At week 10 biological-naive subjects on the 200mg dose achieved a 10.8% placebo-adjusted remission rate, while biological-experienced patients achieved a 7.3% rate. So at best filgotinib can boast similar efficacy to Xeljanz, caveats about cross-trial comparisons withstanding; at worst, filgotinib significantly lags Abbvie’s Rinvoq on the efficacy front (Three out of four is not bad for Abbvie’s Jak, October 23, 2018).

With hindsight

Before the results were released Galapagos’s management had tempted fate by saying they were expecting filgotinib to fall somewhere near the placebo-adjusted remission rates for Rinvoq.

Ulcerative colitis efficacy comparison (placebo-adjusted)
Galapagos/Gilead, filgotinib Abbvie, Rinvoq
200mg biological-naive – 10.8% 45mg – 20%
200mg biological-experienced – 7.3% 30mg – 14%
100mg – not statistically significant 15mg – 14%

The miss on this measure will only compound concerns about filgotinib’s commercial potential in UC, so even more will be riding on filgotinib’s much-lauded safety profile cutting a lot of ice with the regulators. In the Selection trial the project's clean track record held up, with similar bleeding, herpes zoster infection and GI issues across all arms.  

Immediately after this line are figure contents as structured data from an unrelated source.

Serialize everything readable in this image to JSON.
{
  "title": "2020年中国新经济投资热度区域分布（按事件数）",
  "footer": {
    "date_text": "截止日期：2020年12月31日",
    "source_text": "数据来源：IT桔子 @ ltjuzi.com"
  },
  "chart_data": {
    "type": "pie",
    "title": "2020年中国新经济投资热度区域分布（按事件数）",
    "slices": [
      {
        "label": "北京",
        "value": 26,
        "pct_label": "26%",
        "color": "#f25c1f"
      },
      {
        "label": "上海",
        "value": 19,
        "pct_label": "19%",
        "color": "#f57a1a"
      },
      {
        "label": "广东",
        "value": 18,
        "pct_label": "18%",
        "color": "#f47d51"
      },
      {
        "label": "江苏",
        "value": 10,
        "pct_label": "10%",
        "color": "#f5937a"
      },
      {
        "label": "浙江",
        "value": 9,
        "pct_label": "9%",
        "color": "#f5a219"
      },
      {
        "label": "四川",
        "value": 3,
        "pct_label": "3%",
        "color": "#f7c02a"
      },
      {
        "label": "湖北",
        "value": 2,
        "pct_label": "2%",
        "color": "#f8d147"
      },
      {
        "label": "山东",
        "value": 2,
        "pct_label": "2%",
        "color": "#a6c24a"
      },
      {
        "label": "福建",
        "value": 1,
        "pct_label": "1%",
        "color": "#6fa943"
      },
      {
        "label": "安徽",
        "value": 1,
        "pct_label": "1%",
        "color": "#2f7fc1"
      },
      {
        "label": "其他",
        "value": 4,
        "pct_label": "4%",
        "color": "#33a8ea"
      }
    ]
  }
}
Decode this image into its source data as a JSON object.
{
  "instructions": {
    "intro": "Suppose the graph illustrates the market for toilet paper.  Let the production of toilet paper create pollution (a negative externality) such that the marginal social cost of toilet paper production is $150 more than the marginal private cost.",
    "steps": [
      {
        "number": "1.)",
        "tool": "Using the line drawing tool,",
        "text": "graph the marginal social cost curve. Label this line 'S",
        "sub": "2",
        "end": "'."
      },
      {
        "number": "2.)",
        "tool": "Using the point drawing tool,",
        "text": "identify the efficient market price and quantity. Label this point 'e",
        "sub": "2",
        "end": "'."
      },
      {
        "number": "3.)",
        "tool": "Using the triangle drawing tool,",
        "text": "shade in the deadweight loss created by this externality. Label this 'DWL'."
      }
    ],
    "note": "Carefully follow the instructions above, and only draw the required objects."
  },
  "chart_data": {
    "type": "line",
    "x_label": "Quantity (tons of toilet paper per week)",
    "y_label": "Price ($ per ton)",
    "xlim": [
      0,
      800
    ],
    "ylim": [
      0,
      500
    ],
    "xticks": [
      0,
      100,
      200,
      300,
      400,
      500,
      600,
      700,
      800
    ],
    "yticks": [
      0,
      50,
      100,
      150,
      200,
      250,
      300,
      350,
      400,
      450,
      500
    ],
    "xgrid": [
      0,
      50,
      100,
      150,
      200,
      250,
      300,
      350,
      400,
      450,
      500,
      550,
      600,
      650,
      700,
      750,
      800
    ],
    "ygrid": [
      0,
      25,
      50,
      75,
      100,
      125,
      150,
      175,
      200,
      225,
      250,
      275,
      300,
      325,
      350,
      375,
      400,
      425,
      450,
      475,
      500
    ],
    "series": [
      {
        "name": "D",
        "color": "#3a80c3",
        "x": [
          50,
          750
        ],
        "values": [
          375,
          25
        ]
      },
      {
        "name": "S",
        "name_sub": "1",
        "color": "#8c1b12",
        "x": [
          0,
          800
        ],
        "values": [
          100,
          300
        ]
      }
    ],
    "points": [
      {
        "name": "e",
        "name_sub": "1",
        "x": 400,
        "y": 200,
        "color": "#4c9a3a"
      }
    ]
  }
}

The big question will be whether this is enough to help it avoid the black box warning other Jaks have been slapped with. Many are expecting Gilead, Galapagos’s partner, to file in the US in the second half of the year. However, the important Manta and Manta-ray studies, examining tescticular toxicity, have been halted because of Covid-19, and it is unclear if the regulator will accept a filing without these safety data.  

The two studies are pertinent in UC because unlike arthritis this disease tends to affect younger patients who will have to take the drug for longer.

Acing the Manta studies would add more valuable safety data, which some have speculated could see the product used in earlier lines of disease, giving it a competitive edge over the likes of Xeljanz and potentially boosting sales. The drug is forecast to generate revenues of $1.86bn in 2026, according to sellside consensus figures from EvaluatePharma.

Filgotinib might have lost the efficacy battle, but increasing UC sales could still be in its grasp.